An All-Party Parliamentary Group (APPG) has urged the Government to reform the inheritance tax (IHT) system.
Under the proposals, the current 40 per cent tax rate would be reduced to 10 per cent, with estates with a value of £2 million or more being taxed at a rate of 20 per cent.
The group has also recommended that the seven-year rule is scrapped and replaced with a system in which all transfer of wealth is taxed at 10 per cent, whether that is in life or after death.
As a replacement for the seven-year rule, the group has proposed the introduction of a £30,000 annual allowance, with gifts and transfers over this amount incurring a 10 per cent IHT charge.
The IHT system has come under increasing scrutiny, with the chancellor Sajid Javid stating that reform was a possibility: “Sensible changes have already been made but it’s something that’s on my mind.”
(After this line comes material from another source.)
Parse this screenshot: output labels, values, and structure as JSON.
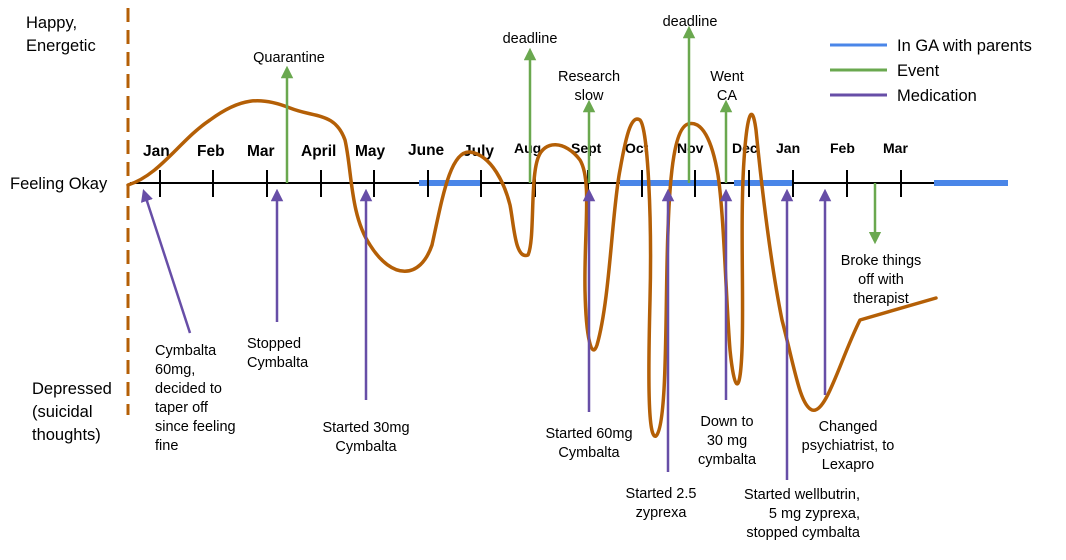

IHT is currently liable at 40 per cent on estates with a value in excess of £325,000, which is known as the residence nil-rate band (RNRB). With house prices rising significantly in the past 15 years and the RNRB being frozen since 2009, more than 1.4 million people over the age of 60 now have an estate that is valued either near to or over the current £325,000 threshold.
The APPG has stated that the system needs reforming in order to ensure that families are not left with excessive IHT bills after the death of a loved one.
Priti Shah, Tax Partner in the Private Client department at OGR Stock Denton, said: “The Office of Tax Simplification also produced a report entitled ‘The Inheritance Tax Review’ in July 2019 suggesting very different changes to those proposed by the APPG.
“Of course, any changes to inheritance tax need to be considered hand-in-hand with any changes to capital gains tax because of the close interaction between these two taxes.”